John Lydon (aka Johnny Rotten of the Sex Pistols) is a clever guy. 

As Robert McCall (aka Denzel Washington) says in the movie Equalizer 2 to Miles, a troubled teenager: ‘It takes talent to make money, Miles, but it takes brains to keep it’. 

Regardless of one’s taste in music, there’s no doubting John Lydon had talent – and brains.

Imperfection is at the heart of life’, Lydon once said. ‘Imperfection is the greatest gift of all.’

‘Arabic rug makers will make their work perfect except for one tiny stitch, because nothing is perfect in the eyes of God. Only God is perfect. I think that is magnificently intelligent’.

Before the 2022 federal election, Prime Minister Anthony Albanese promised to overhaul religious protection laws in Australia. 

Under existing law, when hiring teachers or workers, faith-based organisations are able to discriminate on the basis of sexual orientation or gender identity via an exemption from anti-discrimination laws.

Forcing faith-based schools to become indistinguishable from secular schools with respect to staffing is irrational

The Australian Law Reform Commission (ALRC) now says that exemption should be scrapped. No legislation has yet been introduced.

Not content to wait for the Federal Government to act, activists have shifted to the old ‘State by State’ stalking horse approach – find the most amenable State, introduce the law there and then get other States to adopt it one by one. Once a few States have adopted the new law, the Federal Government is then pressured into doing the same. It’s a tried-and-tested model of creeping change.

Former SA Greens Senator and now Greens SA Upper House member Robert Simms is proposing to introduce legislation into the SA Parliament next month which would remove all exemptions from anti-discrimination laws.

Robert Simms

There are some things people will not be dictated to or lectured about. One of those is their faith or their morals – particularly what they teach their children. They will certainly not be brow-beaten or cowed into submission by being called bigots or homophobes.

The Left talks about equality and tolerance but this religious freedom debate is not about either of those. It is about discrimination against religious people. The Left may call for tolerance but what they really want is for everyone to agree with and endorse – even celebrate – their view of the world. They are not interested in debate or argument; they simply want the legislative power of the state to force everyone to comply.

If being free means anything, it means citizens having the right to ensure that the religious and moral education of their children conforms with their own convictions – as outlined in the International Covenant on Civil and Political Rights, to which Australia is a signatory. 

It means having freedom of conscience, and the freedom to believe and practice the core tenets and values of a person’s faith. It is the state’s role to protect those rights.

There’s no doubt that the Left is out to undermine our freedoms. They’re coming for our churches, our schools, our faith-based organisations, our farms, our mines, our cars and, most of all, our children. They’re also coming for our old people with their euthanasia packs, for our about-to-be-born babies with their grotesque abortion laws, and they’re coming to indoctrinate our primary school children. They’re also coming for Christmas Day and Australia Day and Anzac Day and Remembrance Day. These people mean business.

People and faith-based organisations – schools, hospitals, aged care providers and charities – should not have to rely on exemptions from anti-discrimination laws to function in accordance with their faith. 

The Left talks about equality and tolerance but this religious freedom debate is not about either of those.

They should, by right, have the freedom to select people as they see fit. 

Political parties grant that right to themselves because they believe, quite rightly, that the political allegiance of a job applicant matters. 

In environmental groups, views about climate change are relevant; in women’s shelters, gender is very important. 

Saying you can only become a member of a chess club if you play chess is not discriminating against people who don’t play chess! 

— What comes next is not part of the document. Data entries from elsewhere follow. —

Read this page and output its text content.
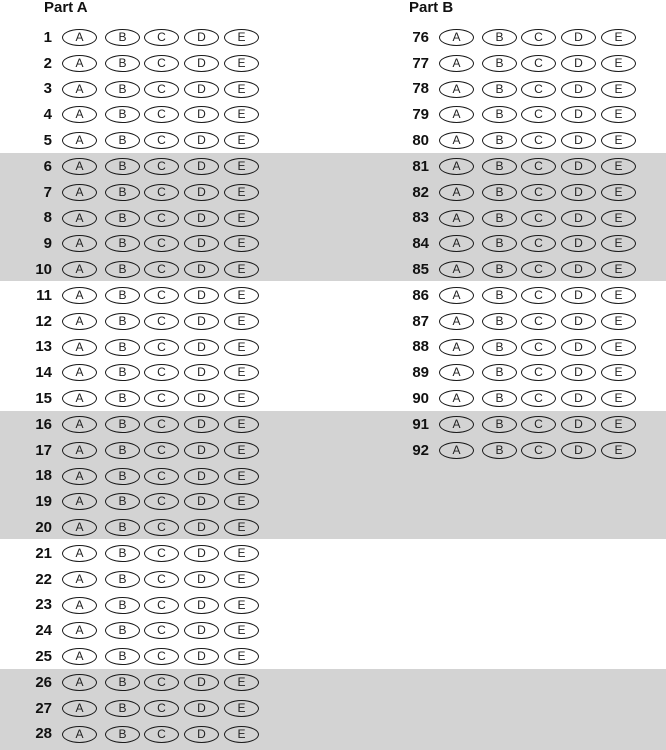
Part A	Part B
1	A	B	C	D	E
2	A	B	C	D	E
3	A	B	C	D	E
4	A	B	C	D	E
5	A	B	C	D	E
6	A	B	C	D	E
7	A	B	C	D	E
8	A	B	C	D	E
9	A	B	C	D	E
10	A	B	C	D	E
11	A	B	C	D	E
12	A	B	C	D	E
13	A	B	C	D	E
14	A	B	C	D	E
15	A	B	C	D	E
16	A	B	C	D	E
17	A	B	C	D	E
18	A	B	C	D	E
19	A	B	C	D	E
20	A	B	C	D	E
21	A	B	C	D	E
22	A	B	C	D	E
23	A	B	C	D	E
24	A	B	C	D	E
25	A	B	C	D	E
26	A	B	C	D	E
27	A	B	C	D	E
28	A	B	C	D	E
76	A	B	C	D	E
77	A	B	C	D	E
78	A	B	C	D	E
79	A	B	C	D	E
80	A	B	C	D	E
81	A	B	C	D	E
82	A	B	C	D	E
83	A	B	C	D	E
84	A	B	C	D	E
85	A	B	C	D	E
86	A	B	C	D	E
87	A	B	C	D	E
88	A	B	C	D	E
89	A	B	C	D	E
90	A	B	C	D	E
91	A	B	C	D	E
92	A	B	C	D	E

In ethnic clubs and institutions, ethnicity is sensible and practical. 

We accept all these differences. 

And in faith-based organisations, faith matters. 

Forcing faith-based schools to become indistinguishable from secular schools with respect to staffing is irrational. After all, no-one is forced to work for a faith-based organisation or send their children to a faith-based school where all the staff follow that particular faith.

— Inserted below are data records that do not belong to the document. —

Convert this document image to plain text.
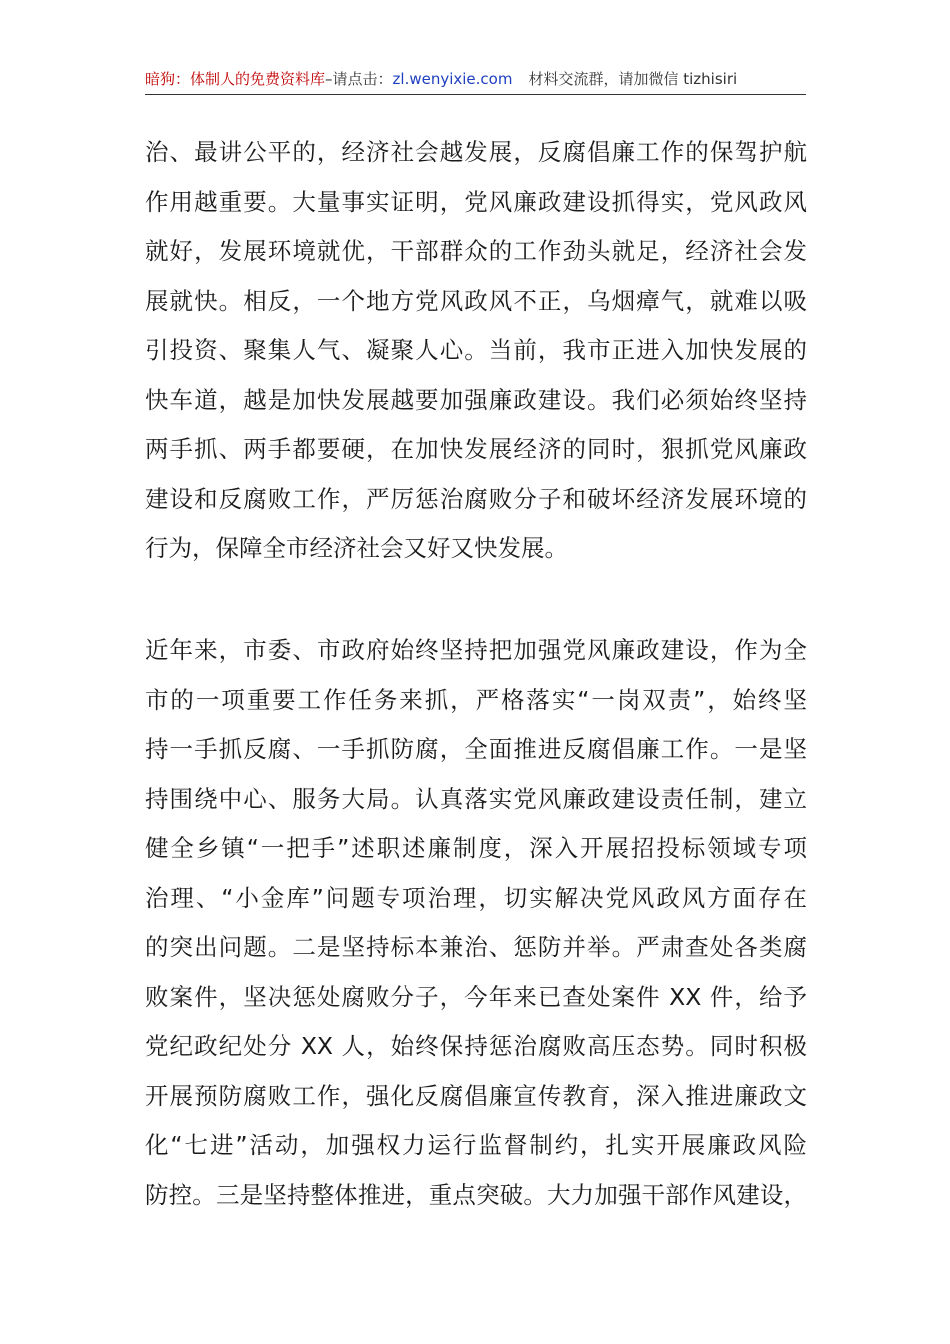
暗狗：体制人的免费资料库–请点击：zl.wenyixie.com 材料交流群，请加微信 tizhisiri
治、最讲公平的，经济社会越发展，反腐倡廉工作的保驾护航
作用越重要。大量事实证明，党风廉政建设抓得实，党风政风
就好，发展环境就优，干部群众的工作劲头就足，经济社会发
展就快。相反，一个地方党风政风不正，乌烟瘴气，就难以吸
引投资、聚集人气、凝聚人心。当前，我市正进入加快发展的
快车道，越是加快发展越要加强廉政建设。我们必须始终坚持
两手抓、两手都要硬，在加快发展经济的同时，狠抓党风廉政
建设和反腐败工作，严厉惩治腐败分子和破坏经济发展环境的
行为，保障全市经济社会又好又快发展。
近年来，市委、市政府始终坚持把加强党风廉政建设，作为全
市的一项重要工作任务来抓，严格落实“一岗双责”，始终坚
持一手抓反腐、一手抓防腐，全面推进反腐倡廉工作。一是坚
持围绕中心、服务大局。认真落实党风廉政建设责任制，建立
健全乡镇“一把手”述职述廉制度，深入开展招投标领域专项
治理、“小金库”问题专项治理，切实解决党风政风方面存在
的突出问题。二是坚持标本兼治、惩防并举。严肃查处各类腐
败案件，坚决惩处腐败分子，今年来已查处案件 XX 件，给予
党纪政纪处分 XX 人，始终保持惩治腐败高压态势。同时积极
开展预防腐败工作，强化反腐倡廉宣传教育，深入推进廉政文
化“七进”活动，加强权力运行监督制约，扎实开展廉政风险
防控。三是坚持整体推进，重点突破。大力加强干部作风建设，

Expressions of faith by a person or faith-based organisations must be declared lawful. Statutory exemptions are totally inadequate. Exemptions granted can just as easily be withdrawn – as is now being proposed.

The right to religious freedom must be treated as a pre-eminent right and be recognised and protected. Human Rights Commissions should have no role to play. 

A Commonwealth law, by reference to its Objects clauses, must recognise religious freedom as pre-eminent and override all state and territory anti-discrimination laws.

To paraphrase John Lydon, while such a law may be imperfect, it would be a magnificent gift.